Ecos tardios(e necessários) de Terence Davies
Amazon Prime resgata produções aclamadas do cineasta inglês, referência na luta contra a homofobia e na representação da poesia, que ganha retrospectiva na Cinemateca de Lisboa
Dois títulos recentes da introspectiva (leia-se também "requintada") filmografia do inglês Terence Davies (1945-2023) - "Amor Profundo", de 2011, e "A Canção do Pôr do Sol", de 2015 - hoje batem ponto na grade da plataforma Amazon Prime, de modo a manter viva na seara do streaming uma estética particularíssima, que fez da quietude uma forma de devassar segredos e dilemas existenciais. No exterior, também se percebe um empenho de instituições voltadas para a memória do audiovisual em redescobrir a obra de um realizador admirado, mas pouco visto.
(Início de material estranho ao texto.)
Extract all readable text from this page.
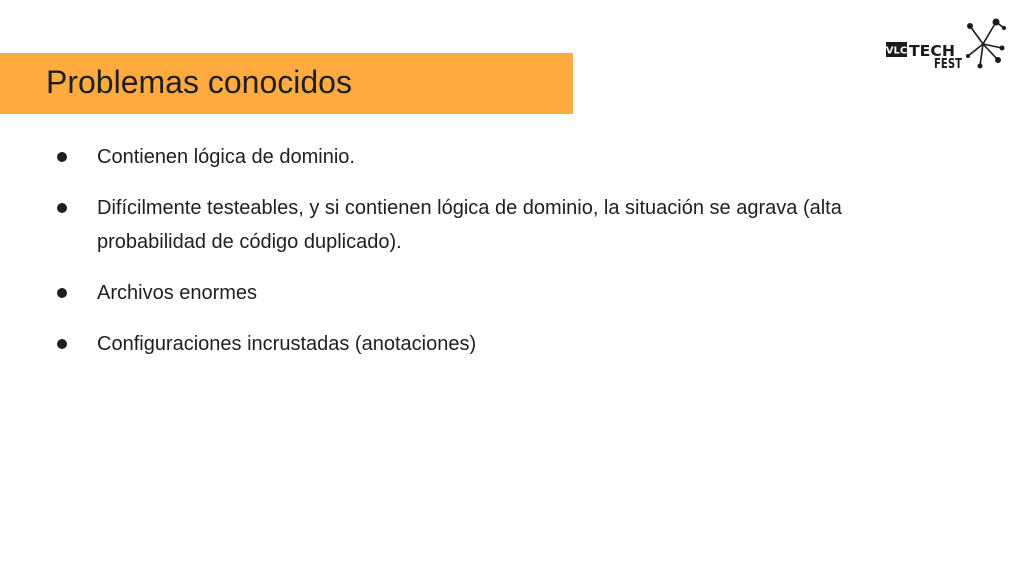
Problemas conocidos
VLC TECH
FEST
Contienen lógica de dominio.
Difícilmente testeables, y si contienen lógica de dominio, la situación se agrava (alta probabilidad de código duplicado).
Archivos enormes
Configuraciones incrustadas (anotaciones)
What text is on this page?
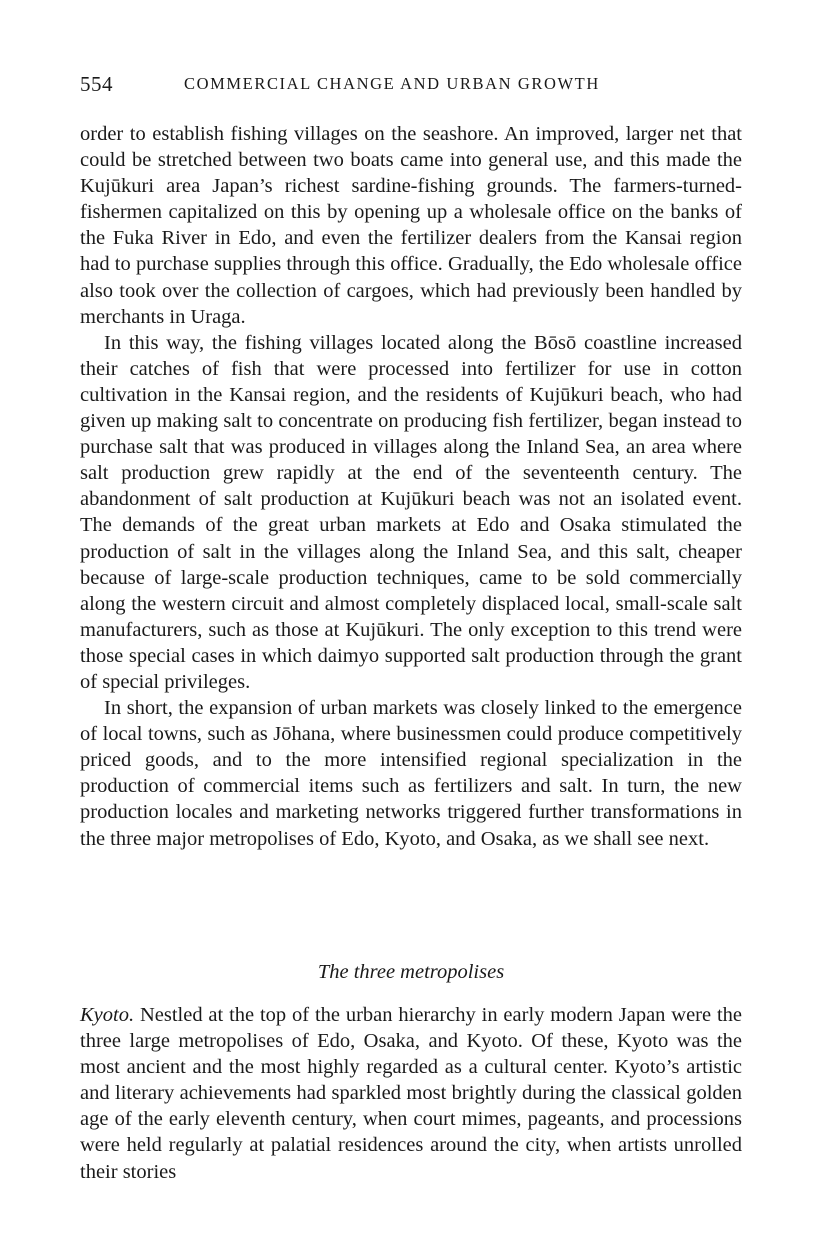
554	COMMERCIAL CHANGE AND URBAN GROWTH

order to establish fishing villages on the seashore. An improved, larger net that could be stretched between two boats came into general use, and this made the Kujūkuri area Japan’s richest sardine-fishing grounds. The farmers-turned-fishermen capitalized on this by opening up a wholesale office on the banks of the Fuka River in Edo, and even the fertilizer dealers from the Kansai region had to purchase supplies through this office. Gradually, the Edo wholesale office also took over the collection of cargoes, which had previously been handled by merchants in Uraga.

In this way, the fishing villages located along the Bōsō coastline increased their catches of fish that were processed into fertilizer for use in cotton cultivation in the Kansai region, and the residents of Kujūkuri beach, who had given up making salt to concentrate on producing fish fertilizer, began instead to purchase salt that was produced in villages along the Inland Sea, an area where salt production grew rapidly at the end of the seventeenth century. The abandonment of salt production at Kujūkuri beach was not an isolated event. The demands of the great urban markets at Edo and Osaka stimulated the production of salt in the villages along the Inland Sea, and this salt, cheaper because of large-scale production techniques, came to be sold commercially along the western circuit and almost completely displaced local, small-scale salt manufacturers, such as those at Kujūkuri. The only exception to this trend were those special cases in which daimyo supported salt production through the grant of special privileges.

In short, the expansion of urban markets was closely linked to the emergence of local towns, such as Jōhana, where businessmen could produce competitively priced goods, and to the more intensified regional specialization in the production of commercial items such as fertilizers and salt. In turn, the new production locales and marketing networks triggered further transformations in the three major metropolises of Edo, Kyoto, and Osaka, as we shall see next.

The three metropolises

Kyoto. Nestled at the top of the urban hierarchy in early modern Japan were the three large metropolises of Edo, Osaka, and Kyoto. Of these, Kyoto was the most ancient and the most highly regarded as a cultural center. Kyoto’s artistic and literary achievements had sparkled most brightly during the classical golden age of the early eleventh century, when court mimes, pageants, and processions were held regularly at palatial residences around the city, when artists unrolled their stories
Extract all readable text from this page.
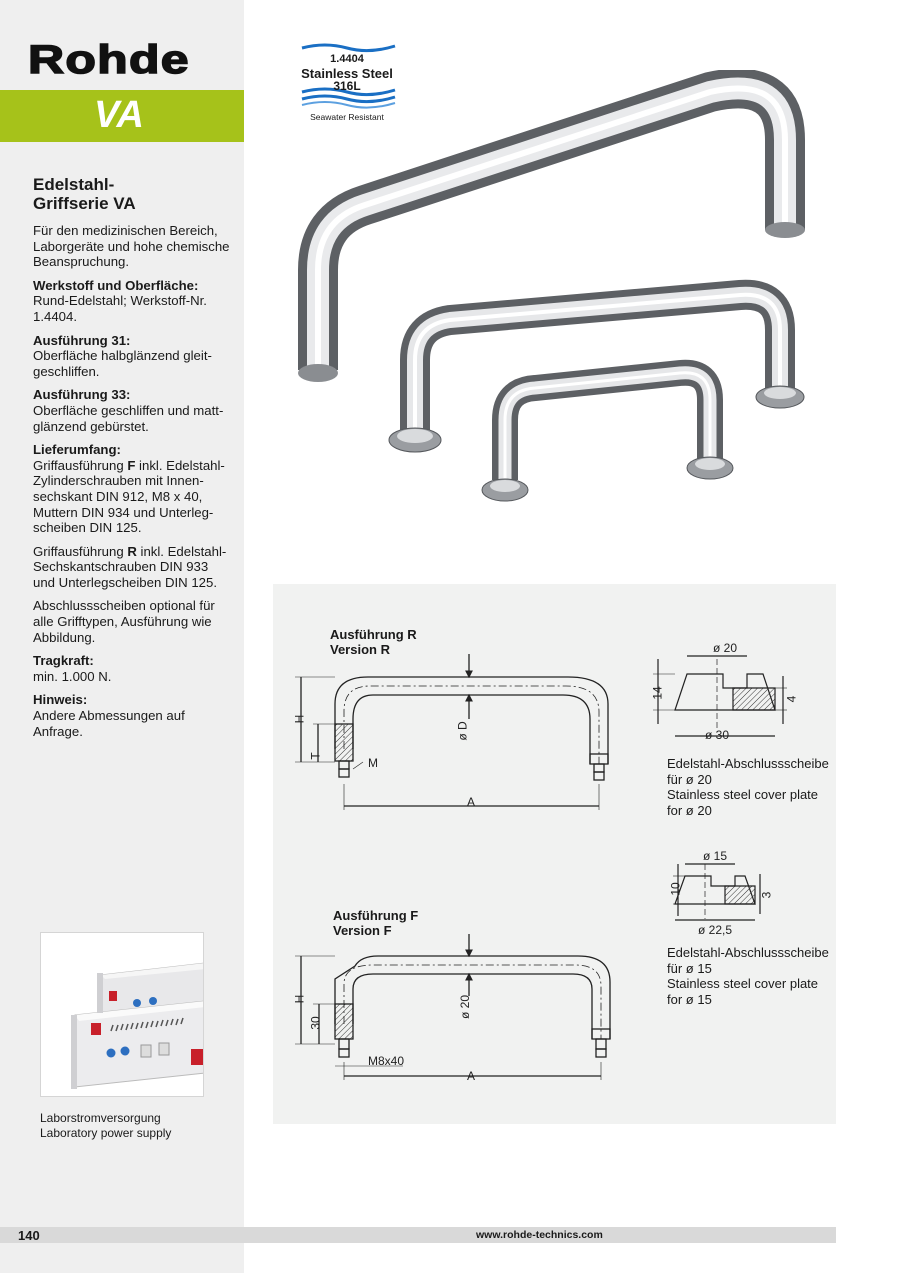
Rohde
VA
Edelstahl-
Griffserie VA
Für den medizinischen Bereich, Laborgeräte und hohe chemische Beanspruchung.
Werkstoff und Oberfläche:
Rund-Edelstahl; Werkstoff-Nr. 1.4404.
Ausführung 31:
Oberfläche halbglänzend gleit-geschliffen.
Ausführung 33:
Oberfläche geschliffen und matt-glänzend gebürstet.
Lieferumfang:
Griffausführung F inkl. Edelstahl-Zylinderschrauben mit Innen-sechskant DIN 912, M8 x 40, Muttern DIN 934 und Unterleg-scheiben DIN 125.
Griffausführung R inkl. Edelstahl-Sechskantschrauben DIN 933 und Unterlegscheiben DIN 125.
Abschlussscheiben optional für alle Grifftypen, Ausführung wie Abbildung.
Tragkraft:
min. 1.000 N.
Hinweis:
Andere Abmessungen auf Anfrage.
Laborstromversorgung
Laboratory power supply
1.4404
Stainless Steel
316L
Seawater Resistant
Ausführung R
Version R
H
T	M
ø D
A
Ausführung F
Version F
H
30
ø 20
M8x40
A
ø 20
ø 30
14	4
Edelstahl-Abschlussscheibe
für ø 20
Stainless steel cover plate
for ø 20
ø 15
ø 22,5
10	3
Edelstahl-Abschlussscheibe
für ø 15
Stainless steel cover plate
for ø 15
140	www.rohde-technics.com
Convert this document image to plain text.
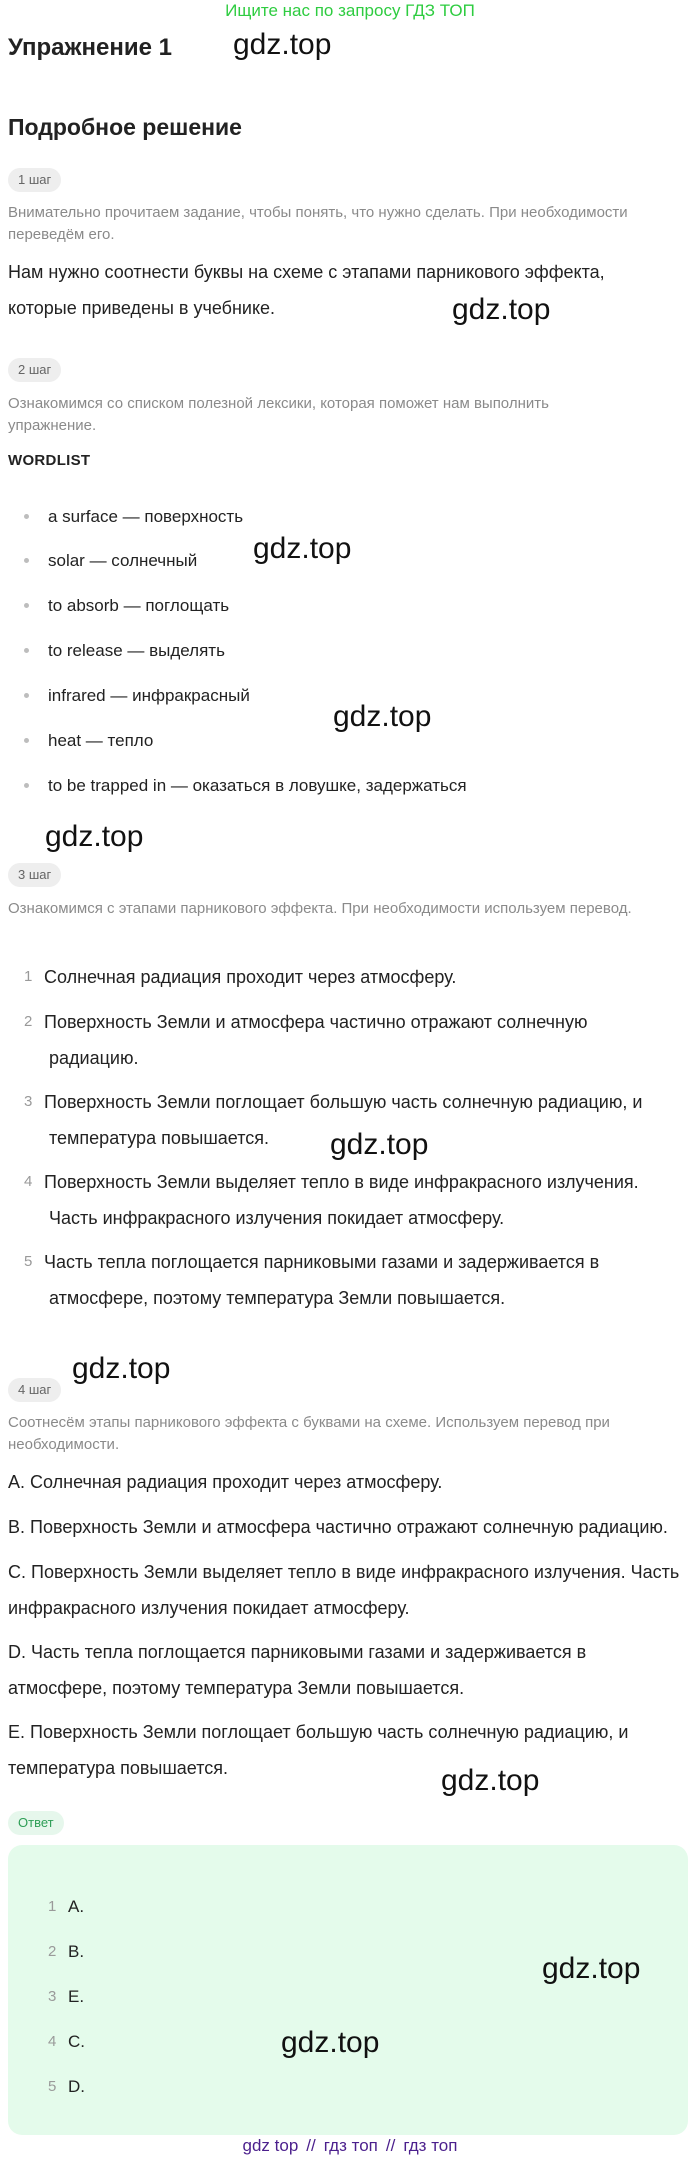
Ищите нас по запросу ГДЗ ТОП
Упражнение 1 gdz.top
Подробное решение
1 шаг
Внимательно прочитаем задание, чтобы понять, что нужно сделать. При необходимости переведём его.
Нам нужно соотнести буквы на схеме с этапами парникового эффекта, которые приведены в учебнике.	gdz.top
2 шаг
Ознакомимся со списком полезной лексики, которая поможет нам выполнить упражнение.
WORDLIST
a surface — поверхность
solar — солнечный gdz.top
to absorb — поглощать
to release — выделять
infrared — инфракрасный
gdz.top
heat — тепло
to be trapped in — оказаться в ловушке, задержаться
gdz.top
3 шаг
Ознакомимся с этапами парникового эффекта. При необходимости используем перевод.
1 Солнечная радиация проходит через атмосферу.
2 Поверхность Земли и атмосфера частично отражают солнечную
радиацию.
3 Поверхность Земли поглощает большую часть солнечную радиацию, и
температура повышается.	gdz.top
4 Поверхность Земли выделяет тепло в виде инфракрасного излучения.
Часть инфракрасного излучения покидает атмосферу.
5 Часть тепла поглощается парниковыми газами и задерживается в
атмосфере, поэтому температура Земли повышается.
4 шаг
gdz.top
Соотнесём этапы парникового эффекта с буквами на схеме. Используем перевод при необходимости.
A. Солнечная радиация проходит через атмосферу.
B. Поверхность Земли и атмосфера частично отражают солнечную радиацию.
C. Поверхность Земли выделяет тепло в виде инфракрасного излучения. Часть инфракрасного излучения покидает атмосферу.
D. Часть тепла поглощается парниковыми газами и задерживается в атмосфере, поэтому температура Земли повышается.
E. Поверхность Земли поглощает большую часть солнечную радиацию, и температура повышается.	gdz.top
Ответ
1 A.
2 B.
3 E.
4 C.
5 D.
gdz.top
gdz.top
gdz top // гдз топ // гдз топ
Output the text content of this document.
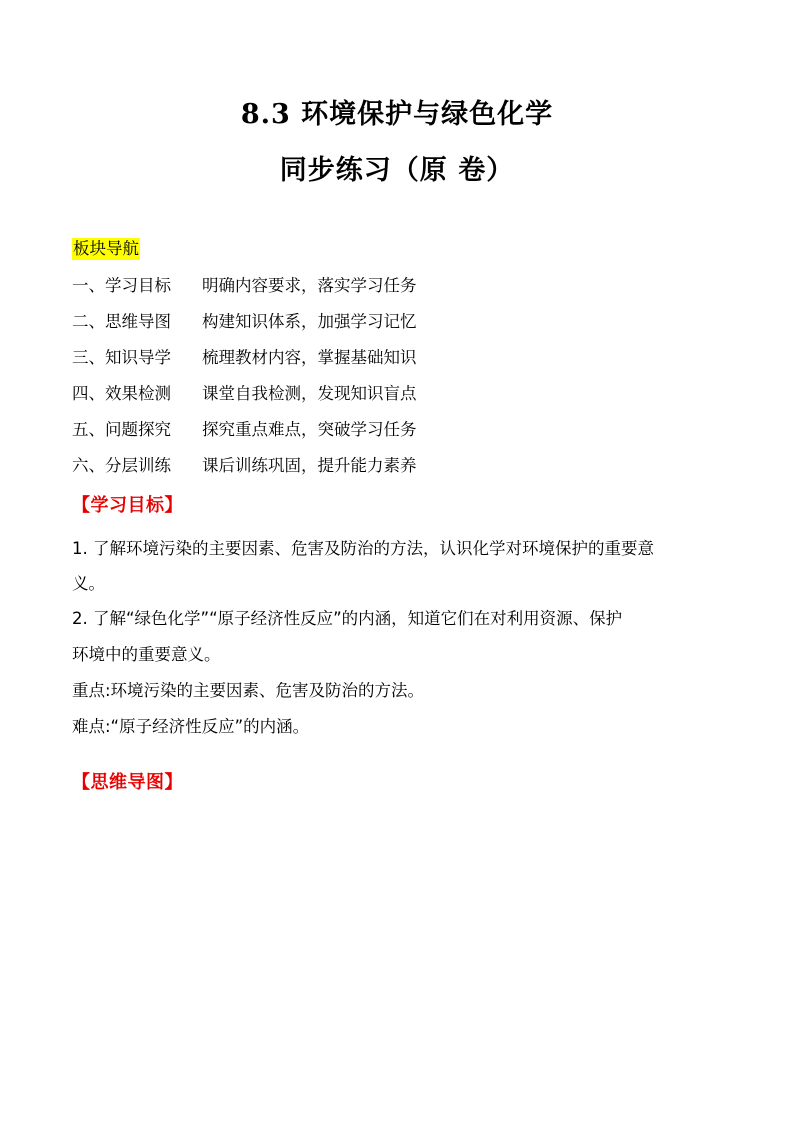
8.3 环境保护与绿色化学
同步练习（原 卷）
板块导航
一、学习目标 明确内容要求，落实学习任务
二、思维导图 构建知识体系，加强学习记忆
三、知识导学 梳理教材内容，掌握基础知识
四、效果检测 课堂自我检测，发现知识盲点
五、问题探究 探究重点难点，突破学习任务
六、分层训练 课后训练巩固，提升能力素养
【学习目标】
1. 了解环境污染的主要因素、危害及防治的方法，认识化学对环境保护的重要意
义。
2. 了解“绿色化学”“原子经济性反应”的内涵，知道它们在对利用资源、保护
环境中的重要意义。
重点:环境污染的主要因素、危害及防治的方法。
难点:“原子经济性反应”的内涵。
【思维导图】
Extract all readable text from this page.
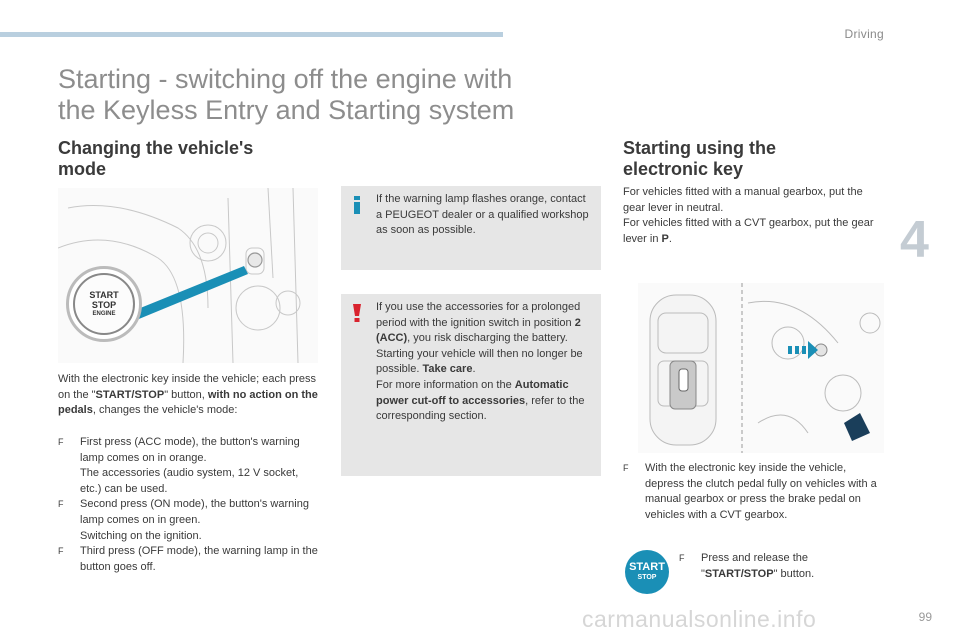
Driving
4
Starting - switching off the engine with
the Keyless Entry and Starting system
Changing the vehicle's
mode
START
STOP
ENGINE

With the electronic key inside the vehicle; each press on the "START/STOP" button, with no action on the pedals, changes the vehicle's mode:

F First press (ACC mode), the button's warning lamp comes on in orange.
The accessories (audio system, 12 V socket, etc.) can be used.
F Second press (ON mode), the button's warning lamp comes on in green.
Switching on the ignition.
F Third press (OFF mode), the warning lamp in the button goes off.
If the warning lamp flashes orange, contact a PEUGEOT dealer or a qualified workshop as soon as possible.
If you use the accessories for a prolonged period with the ignition switch in position 2 (ACC), you risk discharging the battery. Starting your vehicle will then no longer be possible. Take care.
For more information on the Automatic power cut-off to accessories, refer to the corresponding section.
Starting using the
electronic key

For vehicles fitted with a manual gearbox, put the gear lever in neutral.

For vehicles fitted with a CVT gearbox, put the gear lever in P.

F With the electronic key inside the vehicle, depress the clutch pedal fully on vehicles with a manual gearbox or press the brake pedal on vehicles with a CVT gearbox.
START
STOP
F Press and release the "START/STOP" button.
carmanualsonline.info	99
É o caso da retrospectiva "O Cantor da Memória", que hoje mobiliza a Cinemateca Portuguesa, em Lisboa. Lá estão a totalidade dos curtas e longas rodados por ele, a partir de sua estreia, em 1976 (foram 14 produções ao todo), incluindo "Benção" ("Benediction"), que rendeu a ele o prêmio de Melhor Roteiro no Festival de San Sebastián, em 2021.
"Falo da paixão, em contextos de conflito, sem nunca me render à amargura", disse Davies ao Correio da Manhã, em entrevista em San Sebastián.
Em tudo que rodou, com destaque para "Vozes Distantes" (Ganhador do Leopardo de Ouro de Locarno e do Prêmio da Crítica de Cannes, em 1988), Davies flertou apaixonadamente com o Tempo, buscando nele brechas para retratar a homoafetividade. Esforçava-se para discutir as lutas contra o preconceito. "Saí do armário tarde, ou no mínimo, depois do que eu desejava", disse, em entrevista na Espanha.
Numa busca sagaz contra a intolerância, numa mistura de resiliência, lirismo e equidades, o cineasta, nascido em Liverpool, passou algumas vezes por reflexões e biografias ligadas à poesia, como "Além das Palavras" (2016), sobre as estrofes de Emily Dickinson (1831-1886). Em "Bênção", volta a buscar a força trágicas de poetas ao propor um balanço da lírica de tom controverso do também britânico Siegfried Loraine Sassoon (1886 —1967). "Sempre observei a vida de Sassoon com o encanto de alguém que teve conflitos de se aceitar, não apenas no seu querer, mas na sua relação com o Divino, mas que nunca deixou de fazer da guerra sua inimiga, seu alvo", disse o diretor.
Em "Benção", a suntuosidade da fotografia de Nicola Daley, uma artesã da luz, capta a dimensão ultrarromântica do mundo de Sassoon e sua alma. "Ao me debruçar sobre arquivos cinematográficos da I Guerra, com cenas de trincheiras na Europa, titubeei, por acreditar, por um momento, que jamais captaria aquele horror. Mas foquei em outro aspecto: nas emoções", disse Davies.
Dois poemas bastam para traduzir, em verbetes, a complexa figura interpretada (com muita delicadeza) pelo ator Jack Lowden no finíssimo drama de Davies. Autor de livros aclamados como "Suicide in the Trenches" e "Memoirs of a Fox-Hunting Man", Sassoon escreveu: "Que falta faz? — teres perdido as pernas? Todos te irão tratar com simpatia E não deves mostrar que te angustia. Sentir que os outros correm disputando Seus lugares à mesa das tabernas. Que falta faz? — teres perdido a vista?… Aos cegos há trabalho assegurado E todos vão tratar-te com cuidado. Quando virem teu rosto que relembra Voltado para a luz que não avista. Que Falta faz? — teres sonhado em vão?… Podes beber: esquece e alegra um pouco; Ninguém há de pensar que estejas louco. Pois sabem que lutaste pela pátria E por isso jamais te afligirão." A tradução acima, encontrada na web, é de Ivo Barroso. Sassoon brilha ainda em: "Quem quer palavras no bosque de outono Onde a cor termina? Ali, velhas histórias e glórias contadas — O vento as elimina. Estreita-se a razão no vale dos túmulos. Que contam o esforço do homem. Ali as fábulas do tempo são a luz sumindo. Sobre rostos que somem." A tradução desse último poema é de Jorge Wanderley. "Sassoon hoje desperta interesse pela maneira como usou a poesia como um instrumento contra o belicismo", diz Davies.
O site da Cinemateca lisboeta traz um estudo profundo de seus movimentos: "O cinema de Terence Davies é composto na total elegância minimalista, nos lânguidos movimentos de câmara, na estase dos olhares, na contemplação das paisagens e na pujança de uma narração esparsa e fragmentária. A isso, junta-se uma dedicação aos atores e ao trabalho em torno da escrita e desenvolvimento de personagens (não esqueçamos que Davies quis ser ator e dirigiu peças de teatro radiofónico), que se revela na sutileza dos seus protagonistas, atravessados por dilemas surdos, melancolias do olhar, dores inomináveis e vontades indizíveis. A isto junta-se o trabalho sistemático em torno da autoficção, numa primeira fase, e em torno dos pressupostos da adaptação literária (que Davies trabalha com renovado fulgor)".